While Strahm has primarily appeared out of the bullpen during his eight years in the big leagues, he doesn’t consider himself to be solely a reliever.
“I refuse to call myself a reliever or a starter. I’m just a pitcher,” Strahm said. “Whatever they need, whenever they need it, I will do it.”
“Kimbrel bent, but he didn’t break,” Thomson said. “The job that Alvarado, Bellatti and Brogdon did, it was just phenomenal.”
The Phillies had timely hits against Yankees right-hander Domingo Germán, who allowed four runs in 4 2/3 innings. Philadelphia took the lead in the first inning when Kyle Schwarber hit a mammoth home run over the right-field wall to give the team a 1-0 lead; it traveled 415 feet at an exit velocity of 104.4 mph, according to Statcast. It was also the 200th homer of the left-handed-hitting slugger’s career.
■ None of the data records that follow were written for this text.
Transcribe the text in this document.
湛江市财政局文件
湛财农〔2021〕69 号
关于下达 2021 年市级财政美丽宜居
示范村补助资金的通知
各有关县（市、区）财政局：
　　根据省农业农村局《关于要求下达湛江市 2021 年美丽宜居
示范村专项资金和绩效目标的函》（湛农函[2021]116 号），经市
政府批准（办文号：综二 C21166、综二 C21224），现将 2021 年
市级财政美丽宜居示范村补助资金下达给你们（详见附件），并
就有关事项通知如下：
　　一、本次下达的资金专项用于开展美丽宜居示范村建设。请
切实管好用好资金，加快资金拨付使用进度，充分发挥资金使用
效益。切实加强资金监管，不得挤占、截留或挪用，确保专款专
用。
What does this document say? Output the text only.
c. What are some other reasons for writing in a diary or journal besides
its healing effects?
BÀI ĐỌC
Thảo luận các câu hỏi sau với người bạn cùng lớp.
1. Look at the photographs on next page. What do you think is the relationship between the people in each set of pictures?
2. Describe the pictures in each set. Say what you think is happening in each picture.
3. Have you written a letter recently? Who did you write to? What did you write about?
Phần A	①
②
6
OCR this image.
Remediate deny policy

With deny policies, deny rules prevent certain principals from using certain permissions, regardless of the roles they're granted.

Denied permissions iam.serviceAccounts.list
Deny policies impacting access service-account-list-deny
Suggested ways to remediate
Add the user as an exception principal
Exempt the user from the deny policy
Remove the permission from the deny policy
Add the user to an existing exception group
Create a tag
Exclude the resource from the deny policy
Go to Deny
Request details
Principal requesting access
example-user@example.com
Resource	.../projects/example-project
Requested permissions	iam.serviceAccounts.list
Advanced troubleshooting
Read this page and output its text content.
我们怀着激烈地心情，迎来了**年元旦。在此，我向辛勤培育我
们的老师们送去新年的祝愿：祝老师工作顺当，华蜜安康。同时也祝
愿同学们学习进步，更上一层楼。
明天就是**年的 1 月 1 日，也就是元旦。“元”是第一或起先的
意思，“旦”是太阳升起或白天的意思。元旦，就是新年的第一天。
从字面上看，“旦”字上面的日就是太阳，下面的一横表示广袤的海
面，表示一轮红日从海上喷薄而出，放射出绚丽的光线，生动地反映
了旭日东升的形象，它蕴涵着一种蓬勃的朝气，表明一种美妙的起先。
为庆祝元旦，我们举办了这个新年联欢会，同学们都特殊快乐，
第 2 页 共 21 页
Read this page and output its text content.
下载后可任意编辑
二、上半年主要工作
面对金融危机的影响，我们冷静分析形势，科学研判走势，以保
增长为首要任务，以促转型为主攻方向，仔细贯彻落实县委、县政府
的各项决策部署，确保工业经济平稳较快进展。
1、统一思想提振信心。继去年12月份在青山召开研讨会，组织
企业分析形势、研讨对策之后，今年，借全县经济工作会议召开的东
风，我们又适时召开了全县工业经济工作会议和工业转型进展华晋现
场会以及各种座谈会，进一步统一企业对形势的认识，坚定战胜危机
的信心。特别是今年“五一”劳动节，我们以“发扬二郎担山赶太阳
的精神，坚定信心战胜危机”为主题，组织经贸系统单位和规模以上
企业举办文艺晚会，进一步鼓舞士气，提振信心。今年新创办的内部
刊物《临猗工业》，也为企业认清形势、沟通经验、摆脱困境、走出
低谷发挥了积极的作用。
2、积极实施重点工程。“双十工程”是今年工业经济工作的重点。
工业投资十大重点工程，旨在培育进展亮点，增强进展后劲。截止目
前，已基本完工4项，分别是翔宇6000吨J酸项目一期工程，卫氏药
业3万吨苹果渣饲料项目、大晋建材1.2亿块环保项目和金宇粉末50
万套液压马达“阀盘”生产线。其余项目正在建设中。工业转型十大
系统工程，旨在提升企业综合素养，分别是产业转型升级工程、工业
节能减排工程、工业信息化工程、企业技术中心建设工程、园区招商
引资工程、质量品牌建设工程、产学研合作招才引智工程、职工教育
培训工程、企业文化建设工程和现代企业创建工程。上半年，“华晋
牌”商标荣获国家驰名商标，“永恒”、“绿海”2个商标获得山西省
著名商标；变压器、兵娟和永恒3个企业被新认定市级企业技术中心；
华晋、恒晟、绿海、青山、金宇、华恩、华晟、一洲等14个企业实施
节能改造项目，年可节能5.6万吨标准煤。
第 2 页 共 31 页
“It feels good. I think the biggest thing is being able to start up with the lead,” Schwarber said. “The personal accomplishments will come after I’m done playing. Cool stat, cool thing. But I’m happy about the win.
“I think the biggest thing was to get the lead, and Strahmmy pitched his butt off. He hasn’t had the chance to build up, [but] he goes out there and goes four strong and the bullpen comes in and does its thing.”
Two innings later, Brandon Marsh slugged a home run into the Yankees’ bullpen to make it a two-run game. The final two runs were charged to Germán in the fifth inning, when reliever Michael King allowed RBI singles to Trea Turner and Schwarber.
“It was a good all-around game. Hats off to Strahm and the whole entire bullpen,” Marsh said. “We were supposed to come out on top tonight.”